OPINION: Let your children choose their friends

Some parents use birthday parties as a sneaky way to meet their child's classmates and their parents.
Some parents use birthday parties as a sneaky way to meet their child's classmates and their parents. Deklofenak

PARENTS, take a step back. Yes, you over there, you might need to take two steps back. Your child will survive without you picking their friends, school subjects, hobbies and definitely without your set-up photo shoots. So just back off a bit, all right?

Most parents want their children to have a great childhood and to be the best they can be.

But often in doing so they are setting up their kids' memories and pushing them into a life they may not have chosen themselves.

I discovered recently how common it is for parents to push their children into friendships with certain "good" kids, in the hope they won't hang around with the riff-raff.

I've even heard of some parents using birthday parties as a sneaky way to meet their child's classmates and their parents.

This is used to test the water and decide who their kid should hang around.
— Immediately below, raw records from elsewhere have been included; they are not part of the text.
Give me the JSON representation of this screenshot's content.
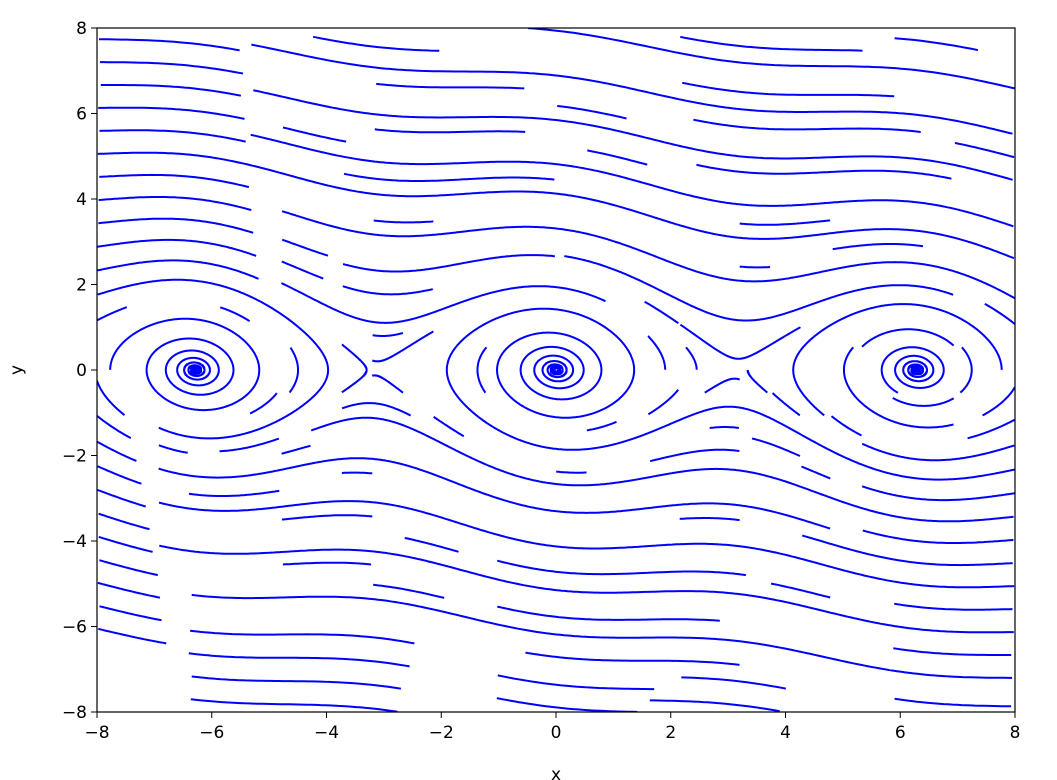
{
  "chart_data": {
    "type": "streamline",
    "title": "",
    "xlabel": "x",
    "ylabel": "y",
    "xlim": [
      -8,
      8
    ],
    "ylim": [
      -8,
      8
    ],
    "xticks": [
      "−8",
      "−6",
      "−4",
      "−2",
      "0",
      "2",
      "4",
      "6",
      "8"
    ],
    "yticks": [
      "−8",
      "−6",
      "−4",
      "−2",
      "0",
      "2",
      "4",
      "6",
      "8"
    ],
    "xtick_values": [
      -8,
      -6,
      -4,
      -2,
      0,
      2,
      4,
      6,
      8
    ],
    "ytick_values": [
      -8,
      -6,
      -4,
      -2,
      0,
      2,
      4,
      6,
      8
    ],
    "grid": false,
    "line_color": "#0000ff",
    "vector_field": {
      "dx": "y",
      "dy": "-sin(x) - 0.15*y",
      "damping": 0.15
    },
    "fixed_points": {
      "spirals_x": [
        -6.283,
        0,
        6.283
      ],
      "saddles_x": [
        -3.142,
        3.142
      ]
    }
  }
}
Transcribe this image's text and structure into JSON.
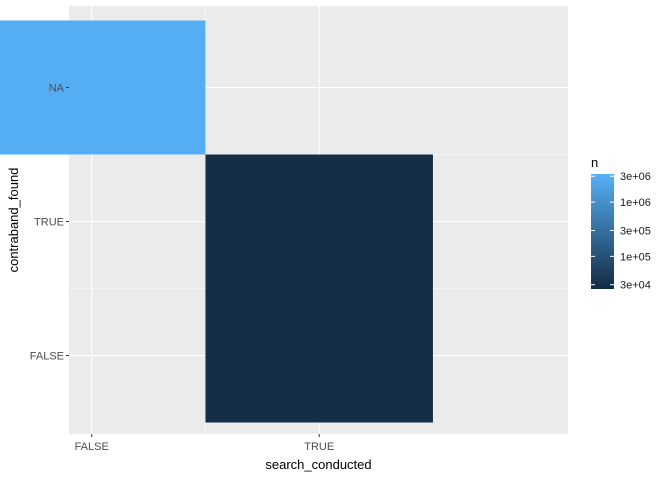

You can just imagine turning up to one of these parties and getting checked up and down and being quizzed about everything from jobs and politics to food choices and your stance on reality TV.

We'd all love our children to have nice friends, and we can certainly guide them in making those sort of decisions, but we shouldn't be picking mates for them.

How are they ever going to learn to make friends for themselves if their parents are pulling the strings from such a young age?

Friendships at all ages can be hard to navigate, let alone if yours have been hijacked by your parents. Instead you need to let your child naturally find their friends and discover the highs and lows of friendships without you commandeering each step of the way.

Which leads me to another example of pushy parenting - the popular cake smashing shoot for little ones.

These are common for first birthdays and created to capture the natural joy of what would be for many their first taste of cake.

However, there is nothing natural about a set-up photo shoot. These are often not even held on the actual birthday, yet they will be the photos pulled out as recollection of the milestone.

The child subsequently grows up with fake memories, a life specifically constructed for them and captured on camera.

What is the point of this? What happened to capturing the moment, the real moment good or bad, as it happens? And this seems to happen for more than just birthdays.

Christmas and special events are another chance for these families to stage how they want their life to be remembered, even if it's far from the truth.

But I suppose living in a world of social media has helped feed the need for such things - a world where everyone is trying to outdo each other and convey a lifestyle that just doesn't exist.